• Long cycle life under high-speed actuation

• Quick response capable of valve opening or closing time of less than 5 ms Thermal model extends actuator life for thermal application

• Cobalt alloy diaphragm to provide high strength and corrosion resistance to ensure long cycle life

• High-purity grade PFA seat with broad range of chemical compatibility

• Cv consistency from valve to valve: ±3%

• Contained seat to provide excellent resistance to swelling & contamination

• Minimum particle generation and dead space facilitate purging

• Suitable for ultra high purity applications

For high-quality thin film applications such as passivation layers, gate dielectrics, and insulators, the A2 series offers the option to upgrade from the standard ICP (Inductively Coupled Plasma) source to the HCD (Hollow-Cathode Discharge) module, which provides higher free radical concentrations, faster film deposition, and fewer film defects. Taking the example of an Al2O3 standard film layer, the film quality achieved through this HCD technology surpasses that of the ICP method. XPS (X-ray Photoelectron Spectroscopy) analysis reveals a significant reduction in non-lattice oxygen composition. This leads to advantages such as reduced leakage current and enhanced LED efficiency. In process results for GPC (Gas Phase Cleaning), U% (Uniformity Percentage), and MSE (Material Selectivity Efficiency), the HCD module outperforms the ICP. It is evident that the HCD module can supply oxygen radicals for an 8-inch area, making it fully capable of handling the 2-inch area of the A2 series.

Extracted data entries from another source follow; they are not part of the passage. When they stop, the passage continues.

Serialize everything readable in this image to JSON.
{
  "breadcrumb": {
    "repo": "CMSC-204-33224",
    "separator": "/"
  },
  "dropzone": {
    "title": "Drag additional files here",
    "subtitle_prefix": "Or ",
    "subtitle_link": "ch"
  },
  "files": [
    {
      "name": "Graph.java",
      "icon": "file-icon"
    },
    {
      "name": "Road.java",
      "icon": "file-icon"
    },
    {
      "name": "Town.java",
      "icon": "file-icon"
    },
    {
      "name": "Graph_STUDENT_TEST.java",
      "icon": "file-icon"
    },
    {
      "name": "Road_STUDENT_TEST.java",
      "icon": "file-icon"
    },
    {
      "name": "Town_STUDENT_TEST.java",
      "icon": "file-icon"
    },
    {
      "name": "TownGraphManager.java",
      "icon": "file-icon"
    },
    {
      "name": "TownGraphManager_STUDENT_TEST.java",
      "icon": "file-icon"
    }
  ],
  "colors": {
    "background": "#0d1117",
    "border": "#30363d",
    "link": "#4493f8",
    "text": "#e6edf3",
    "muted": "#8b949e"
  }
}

Through a high-temperature dual-valve quantitative module, the application temperature of the precursor can be raised from 200°C to 300°C and even up to 600°C, while achieving precise precursor quantification. The concept involves opening V1 to fill the space between the valves with precursor vapor, then closing V1, and subsequently opening V2 to allow all the precursor vapor within the space to flow into the reaction chamber. This method enables accurate quantification of the precursor introduced into the reaction chamber and surpasses the 200°C threshold that most brands' rapid valves cannot exceed.

With up to four precursor modules, you can easily address various film engineering requirements such as regular, super-cycles, co-dosing, etc. For example, in the development of HEMT (High Electron Mobility Transistor), you can use multiple precursors like TMAl, TMGa/TEGa, N2H4, BDEAS to stack film layers like AlN, GaN, AlGaN, SiN, and more.